Unsupervised Video Summarization Based on the Diffusion Model of Feature Fusion

Qinghao Yu, Hui Yu, Ying Sun, Derui Ding, Muwei Jian

Published: 2024, Last Modified: 14 Nov 2024IEEE Trans. Comput. Soc. Syst. 2024EveryoneRevisionsBibTeXCC BY-SA 4.0

Abstract: Video summarization (VS) technologies can automatically extract key frames with effective information and thus can help to quickly identify the events or speed up the decision-making process, especially for accidents. With the fast development of deep learning technologies, many generative adversarial network (GAN)- and reinforcement learning (RL)-based unsupervised VS methods have been developed in recent years. However, these methods could suffer from the problems of unstable training and difficulty of reward function formulation, respectively. To this end, we present an unsupervised VS method called diffusion model of feature fusion (DMFF) in this article, which consists of a diffusion module (DM), a feature extraction and compression module (FECM), and a coarse-fine frame selector (CFFS). DM is designed to avoid the training instability problem caused by GAN's alternate training generator and discriminator. FECM is used to extract and compress video features.

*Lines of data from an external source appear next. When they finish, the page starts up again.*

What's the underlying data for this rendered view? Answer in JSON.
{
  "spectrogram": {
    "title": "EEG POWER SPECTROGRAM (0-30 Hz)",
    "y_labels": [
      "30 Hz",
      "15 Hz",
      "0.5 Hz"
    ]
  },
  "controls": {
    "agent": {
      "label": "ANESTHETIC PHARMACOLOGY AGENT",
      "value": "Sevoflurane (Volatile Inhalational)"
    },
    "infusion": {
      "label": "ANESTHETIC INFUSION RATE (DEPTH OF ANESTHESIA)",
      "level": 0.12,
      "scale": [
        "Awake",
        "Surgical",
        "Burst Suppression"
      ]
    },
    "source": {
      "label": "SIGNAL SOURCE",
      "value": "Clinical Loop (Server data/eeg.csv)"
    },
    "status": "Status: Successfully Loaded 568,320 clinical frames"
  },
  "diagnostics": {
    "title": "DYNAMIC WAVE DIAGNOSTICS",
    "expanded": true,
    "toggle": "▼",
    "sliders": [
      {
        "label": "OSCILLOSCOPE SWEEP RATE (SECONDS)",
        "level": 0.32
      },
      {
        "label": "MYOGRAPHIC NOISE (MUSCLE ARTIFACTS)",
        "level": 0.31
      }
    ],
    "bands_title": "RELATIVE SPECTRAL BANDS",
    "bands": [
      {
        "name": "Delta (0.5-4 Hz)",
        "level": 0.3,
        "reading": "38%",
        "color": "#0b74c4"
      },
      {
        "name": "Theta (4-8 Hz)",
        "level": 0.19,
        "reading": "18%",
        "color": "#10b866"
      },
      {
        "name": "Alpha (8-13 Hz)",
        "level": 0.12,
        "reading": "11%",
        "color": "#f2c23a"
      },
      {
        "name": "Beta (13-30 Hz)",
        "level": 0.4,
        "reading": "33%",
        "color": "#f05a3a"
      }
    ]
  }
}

CFFS is designed to capture both low-level and high-level features between frames to handle complex and diverse accident videos. Then, high-level local and global features are fused to generate a multigrained final frame score. Experiments on two widely used benchmark datasets, SumMe and TVSum, demonstrate the effectiveness and superiority of the proposed network to the state-of-the-art methods, and the training is more stable.